Titel: Neues Verfahren bei der Zubereitung des Tabaks.
Autor: Anonymus
Fundstelle: 1873, Band 209/Miszelle 13 (S. 317–318)
URL: http://dingler.culture.hu-berlin.de/article/pj209/mi209mi04_13

Neues Verfahren bei der Zubereitung des Tabaks.

Bisher konnte man in den Vereinigten Staaten von Nordamerika nur den Tabak aus einigen Staaten, nämlich aus Connecticut, Pennsylvanien und Maryland, zur Fabrication von Cigarren verwenden. Der Tabak aus den anderen Gegenden konnte nur zu Rauchtabak für Pfeifen und zu Schnupftabak benutzt werden. Man hat nun aber folgendes Verfahren aufgefunden, denselben zu verbessern.

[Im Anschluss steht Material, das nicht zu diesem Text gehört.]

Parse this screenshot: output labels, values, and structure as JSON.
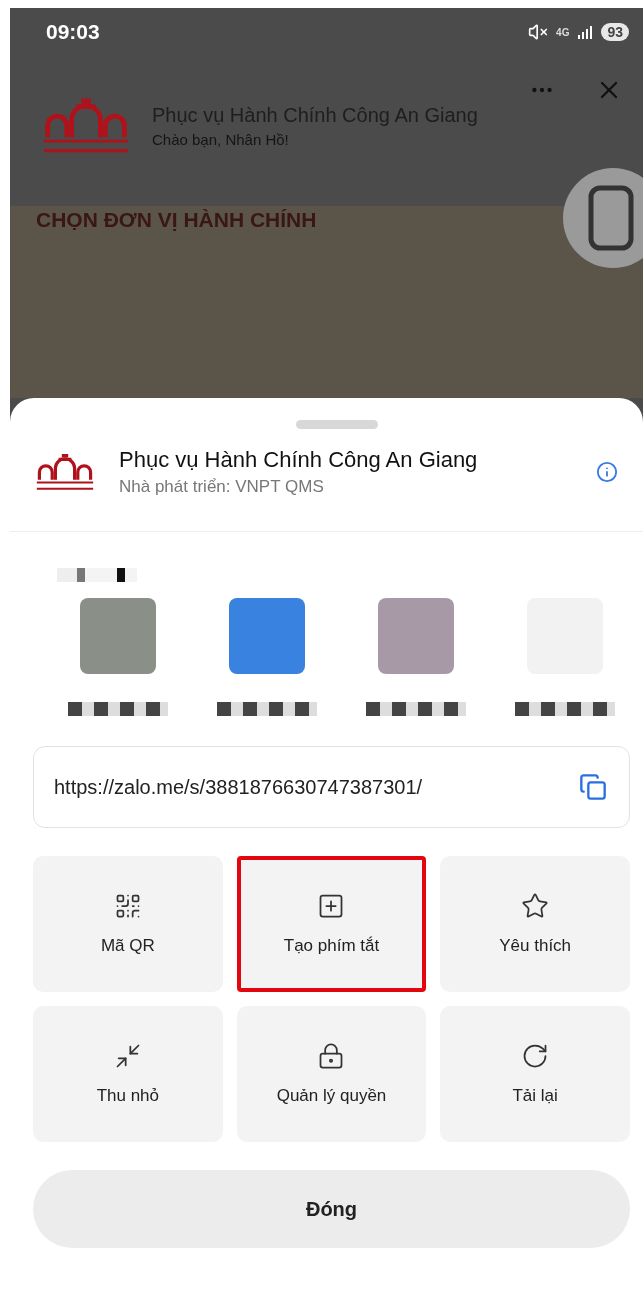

Man nimmt ein geeignetes Gefäß, am besten von Eisenblech und im Inneren emaillirt, füllt dasselbe mit den gepreßten Tabaksblättern und bedeckt es mit einem Deckel, welcher den Gasen den Abzug gestattet. Man stellt das Gefäß dann in ein Sand- oder Wasserbad und erhitzt gelinde, so daß man nach 6 Stunden die Temperatur |318| von 100° C. erreicht; in den ersten 3 Stunden darf die Temperatur 82° C. nicht überschreiten. Der Tabak ist nachher kraus geworden, hat an Gewicht abgenommen, und die Blätter, deren Farbe dunkler geworden ist, sind mit einem graulichen Staube bedeckt.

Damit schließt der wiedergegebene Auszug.